TOPEKA — The U.S. Environmental Protection Agency concluded lead contamination of residential property in the southeast Kansas town of Caney is dangerous enough to be placed on the Superfund list.
“Adding the Caney residential yards site … will help us protect this rural community by replacing soil in yards where families gather and children play,” said Jim Gulliford, administrator of the EPA’s regional office in Lenexa. “Protecting children and families from lead exposure is one of Region 7’s highest priorities.”
The federal agency also proposed Tuesday adding a lead smelting site in Weir, which is another of southeast Kansas’ old mining locations, to the Superfund priority list due to human health and environmental risks. The Cherokee Zinc-Weir Smelter site has caused contamination of residential yards from smelting operations that date back about a century.
In recent years, sampling by EPA and the Kansas Department of Health and Environment identified residential properties where soil contained more than 400 parts per million of lead, which is considered EPA’s action level for removal.
EPA administrator Andrew Wheeler said in a statement that many sites requiring expansion of the Superfund list were located in “vulnerable, low-income, and minority communities that deserve our attention.”

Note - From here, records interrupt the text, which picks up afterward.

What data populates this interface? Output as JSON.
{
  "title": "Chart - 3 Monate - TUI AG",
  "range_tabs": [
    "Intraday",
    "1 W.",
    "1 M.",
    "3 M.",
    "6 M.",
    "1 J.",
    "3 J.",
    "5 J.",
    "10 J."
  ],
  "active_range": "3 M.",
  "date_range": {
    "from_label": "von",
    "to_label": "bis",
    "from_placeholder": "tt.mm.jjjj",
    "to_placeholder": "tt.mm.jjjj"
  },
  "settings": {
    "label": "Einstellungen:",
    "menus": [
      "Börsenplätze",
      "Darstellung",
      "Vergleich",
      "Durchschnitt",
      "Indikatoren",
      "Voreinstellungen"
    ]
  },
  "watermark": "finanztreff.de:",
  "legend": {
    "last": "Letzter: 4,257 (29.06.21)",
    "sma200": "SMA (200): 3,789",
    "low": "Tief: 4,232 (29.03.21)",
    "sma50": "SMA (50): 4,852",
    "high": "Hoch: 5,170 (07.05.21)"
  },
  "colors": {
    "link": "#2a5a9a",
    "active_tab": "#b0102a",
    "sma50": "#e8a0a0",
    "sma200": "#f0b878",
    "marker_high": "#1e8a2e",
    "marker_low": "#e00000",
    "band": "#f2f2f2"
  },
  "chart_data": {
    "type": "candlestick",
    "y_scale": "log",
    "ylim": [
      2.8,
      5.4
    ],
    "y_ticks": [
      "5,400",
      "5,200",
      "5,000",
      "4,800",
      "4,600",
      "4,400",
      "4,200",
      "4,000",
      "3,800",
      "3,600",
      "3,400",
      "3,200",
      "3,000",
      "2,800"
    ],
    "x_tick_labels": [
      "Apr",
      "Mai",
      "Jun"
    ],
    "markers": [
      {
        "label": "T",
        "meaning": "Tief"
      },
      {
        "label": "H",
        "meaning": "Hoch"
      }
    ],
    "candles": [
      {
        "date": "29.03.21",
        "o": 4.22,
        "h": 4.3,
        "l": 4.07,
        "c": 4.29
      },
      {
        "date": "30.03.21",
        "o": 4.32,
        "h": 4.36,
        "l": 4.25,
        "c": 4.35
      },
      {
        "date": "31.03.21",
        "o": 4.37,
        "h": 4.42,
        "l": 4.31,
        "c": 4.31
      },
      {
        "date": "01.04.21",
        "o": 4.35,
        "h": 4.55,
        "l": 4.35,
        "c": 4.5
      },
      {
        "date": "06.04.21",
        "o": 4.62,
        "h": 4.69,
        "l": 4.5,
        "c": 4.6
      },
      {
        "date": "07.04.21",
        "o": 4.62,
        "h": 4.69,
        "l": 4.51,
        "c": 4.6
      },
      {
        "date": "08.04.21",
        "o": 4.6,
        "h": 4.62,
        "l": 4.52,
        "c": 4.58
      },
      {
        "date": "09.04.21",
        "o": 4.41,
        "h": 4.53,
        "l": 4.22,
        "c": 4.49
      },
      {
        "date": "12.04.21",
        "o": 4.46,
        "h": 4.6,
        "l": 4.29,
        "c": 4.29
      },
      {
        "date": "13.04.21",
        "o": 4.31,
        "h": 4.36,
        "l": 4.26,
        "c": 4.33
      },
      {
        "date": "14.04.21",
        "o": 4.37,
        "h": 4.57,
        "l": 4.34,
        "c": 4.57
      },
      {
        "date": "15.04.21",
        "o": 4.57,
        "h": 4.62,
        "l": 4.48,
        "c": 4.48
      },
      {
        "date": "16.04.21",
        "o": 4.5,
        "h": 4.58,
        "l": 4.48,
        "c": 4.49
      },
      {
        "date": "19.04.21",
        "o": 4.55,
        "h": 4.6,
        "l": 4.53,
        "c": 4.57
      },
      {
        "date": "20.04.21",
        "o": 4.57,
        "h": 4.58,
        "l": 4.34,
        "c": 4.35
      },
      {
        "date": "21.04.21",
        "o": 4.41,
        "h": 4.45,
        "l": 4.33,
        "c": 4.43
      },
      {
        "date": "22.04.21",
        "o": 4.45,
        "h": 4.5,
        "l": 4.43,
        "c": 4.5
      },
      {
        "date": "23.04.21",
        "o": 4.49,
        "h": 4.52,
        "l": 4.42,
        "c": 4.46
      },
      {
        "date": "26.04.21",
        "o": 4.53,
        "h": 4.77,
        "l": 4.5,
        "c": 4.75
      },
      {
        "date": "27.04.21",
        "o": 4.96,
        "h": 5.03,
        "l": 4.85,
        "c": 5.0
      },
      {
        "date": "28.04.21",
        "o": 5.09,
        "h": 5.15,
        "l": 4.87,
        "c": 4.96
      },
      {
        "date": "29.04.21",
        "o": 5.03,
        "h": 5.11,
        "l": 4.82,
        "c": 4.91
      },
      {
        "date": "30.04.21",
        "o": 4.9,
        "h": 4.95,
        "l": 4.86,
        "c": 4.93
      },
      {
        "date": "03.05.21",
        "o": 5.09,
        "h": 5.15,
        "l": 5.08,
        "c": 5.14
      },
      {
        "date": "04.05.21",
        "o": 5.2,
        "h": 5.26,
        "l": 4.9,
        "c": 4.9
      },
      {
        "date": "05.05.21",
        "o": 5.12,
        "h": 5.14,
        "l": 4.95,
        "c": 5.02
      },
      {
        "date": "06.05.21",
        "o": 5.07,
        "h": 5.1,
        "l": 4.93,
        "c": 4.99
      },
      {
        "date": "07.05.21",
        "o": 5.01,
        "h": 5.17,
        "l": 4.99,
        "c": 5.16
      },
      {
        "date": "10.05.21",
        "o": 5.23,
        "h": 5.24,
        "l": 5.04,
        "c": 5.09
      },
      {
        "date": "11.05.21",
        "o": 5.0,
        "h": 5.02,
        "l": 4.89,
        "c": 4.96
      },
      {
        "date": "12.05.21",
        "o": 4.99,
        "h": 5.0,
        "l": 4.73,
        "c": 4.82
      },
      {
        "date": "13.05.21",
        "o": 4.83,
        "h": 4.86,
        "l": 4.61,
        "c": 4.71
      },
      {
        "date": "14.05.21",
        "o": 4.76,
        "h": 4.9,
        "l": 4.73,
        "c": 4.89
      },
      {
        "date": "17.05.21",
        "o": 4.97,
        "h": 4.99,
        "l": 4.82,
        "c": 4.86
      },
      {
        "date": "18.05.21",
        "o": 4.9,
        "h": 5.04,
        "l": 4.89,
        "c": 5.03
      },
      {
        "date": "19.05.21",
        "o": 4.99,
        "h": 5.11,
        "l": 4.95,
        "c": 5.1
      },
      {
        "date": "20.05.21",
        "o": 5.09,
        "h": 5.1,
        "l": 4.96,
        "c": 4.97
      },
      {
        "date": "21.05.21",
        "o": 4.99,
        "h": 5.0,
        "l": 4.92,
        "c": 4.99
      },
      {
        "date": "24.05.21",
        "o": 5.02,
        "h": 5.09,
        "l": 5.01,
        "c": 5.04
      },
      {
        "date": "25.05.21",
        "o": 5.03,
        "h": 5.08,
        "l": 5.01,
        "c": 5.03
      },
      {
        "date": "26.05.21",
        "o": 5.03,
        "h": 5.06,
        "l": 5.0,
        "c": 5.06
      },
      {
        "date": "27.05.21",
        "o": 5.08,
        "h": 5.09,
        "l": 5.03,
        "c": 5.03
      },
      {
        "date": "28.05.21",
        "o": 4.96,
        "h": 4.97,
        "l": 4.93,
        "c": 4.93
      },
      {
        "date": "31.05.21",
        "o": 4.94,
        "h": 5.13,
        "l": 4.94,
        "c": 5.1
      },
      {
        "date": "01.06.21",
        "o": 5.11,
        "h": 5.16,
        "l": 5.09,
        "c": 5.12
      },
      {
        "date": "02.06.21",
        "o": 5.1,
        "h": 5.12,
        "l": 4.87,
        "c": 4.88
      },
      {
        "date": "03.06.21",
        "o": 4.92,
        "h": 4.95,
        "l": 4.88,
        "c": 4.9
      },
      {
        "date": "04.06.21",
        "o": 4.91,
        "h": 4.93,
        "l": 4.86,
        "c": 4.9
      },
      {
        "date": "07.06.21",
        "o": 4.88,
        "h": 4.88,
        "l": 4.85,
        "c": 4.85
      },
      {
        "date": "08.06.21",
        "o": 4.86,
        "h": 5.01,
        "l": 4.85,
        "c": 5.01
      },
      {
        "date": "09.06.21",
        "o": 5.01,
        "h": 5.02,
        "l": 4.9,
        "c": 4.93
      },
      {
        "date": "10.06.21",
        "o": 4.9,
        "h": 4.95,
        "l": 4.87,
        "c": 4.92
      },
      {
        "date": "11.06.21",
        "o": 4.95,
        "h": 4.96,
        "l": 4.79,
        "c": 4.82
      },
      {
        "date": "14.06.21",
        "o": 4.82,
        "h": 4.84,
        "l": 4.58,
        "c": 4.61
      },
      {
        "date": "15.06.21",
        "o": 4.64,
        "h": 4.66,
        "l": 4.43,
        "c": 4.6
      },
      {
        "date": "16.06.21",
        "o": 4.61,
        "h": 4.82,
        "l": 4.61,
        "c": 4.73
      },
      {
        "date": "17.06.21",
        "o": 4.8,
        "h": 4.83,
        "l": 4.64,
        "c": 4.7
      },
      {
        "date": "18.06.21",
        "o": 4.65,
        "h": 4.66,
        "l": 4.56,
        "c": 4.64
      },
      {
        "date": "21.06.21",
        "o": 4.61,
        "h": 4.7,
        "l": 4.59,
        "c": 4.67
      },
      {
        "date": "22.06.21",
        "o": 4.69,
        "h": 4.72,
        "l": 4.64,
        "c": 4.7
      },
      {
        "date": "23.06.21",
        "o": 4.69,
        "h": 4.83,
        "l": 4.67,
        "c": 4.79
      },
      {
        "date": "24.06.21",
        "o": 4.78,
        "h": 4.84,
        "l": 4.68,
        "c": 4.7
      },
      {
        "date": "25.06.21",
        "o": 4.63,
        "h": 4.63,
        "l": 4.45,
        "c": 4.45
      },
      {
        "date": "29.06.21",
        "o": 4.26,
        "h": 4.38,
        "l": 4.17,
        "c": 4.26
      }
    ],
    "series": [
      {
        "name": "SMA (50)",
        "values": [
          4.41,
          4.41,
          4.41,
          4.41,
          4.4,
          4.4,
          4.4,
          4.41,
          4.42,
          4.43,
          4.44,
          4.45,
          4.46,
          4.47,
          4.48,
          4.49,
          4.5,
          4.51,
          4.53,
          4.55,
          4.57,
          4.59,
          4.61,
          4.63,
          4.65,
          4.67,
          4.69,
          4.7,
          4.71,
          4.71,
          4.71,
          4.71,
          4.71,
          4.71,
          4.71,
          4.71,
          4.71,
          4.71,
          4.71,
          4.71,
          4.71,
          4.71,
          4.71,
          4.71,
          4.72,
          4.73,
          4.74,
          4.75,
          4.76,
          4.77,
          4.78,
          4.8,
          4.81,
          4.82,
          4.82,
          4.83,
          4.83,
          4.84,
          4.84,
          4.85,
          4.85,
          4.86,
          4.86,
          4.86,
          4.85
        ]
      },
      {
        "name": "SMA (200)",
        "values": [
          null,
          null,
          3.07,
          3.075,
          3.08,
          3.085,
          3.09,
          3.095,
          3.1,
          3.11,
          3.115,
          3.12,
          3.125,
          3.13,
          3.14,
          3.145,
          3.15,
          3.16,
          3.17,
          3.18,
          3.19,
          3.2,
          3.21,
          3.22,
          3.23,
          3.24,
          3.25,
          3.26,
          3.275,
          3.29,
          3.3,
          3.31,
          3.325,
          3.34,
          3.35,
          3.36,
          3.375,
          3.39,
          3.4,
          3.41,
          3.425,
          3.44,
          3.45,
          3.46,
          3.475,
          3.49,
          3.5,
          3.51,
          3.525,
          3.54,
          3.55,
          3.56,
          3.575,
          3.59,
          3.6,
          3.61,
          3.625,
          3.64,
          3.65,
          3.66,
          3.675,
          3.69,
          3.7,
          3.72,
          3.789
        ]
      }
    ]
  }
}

“EPA is demonstrating our commitment to assist overburdened communities in becoming cleaner, healthier, and more prosperous places to live, work, and go to school,” he said.
Nationally, six sites were placed on the Superfund roster and four locations were recommended for inclusion on the list.
The NPL includes the nation’s most serious abandoned or uncontrolled releases of environmental contamination. Only sites on the list are eligible for federal funding of long term, permanent cleaning operations.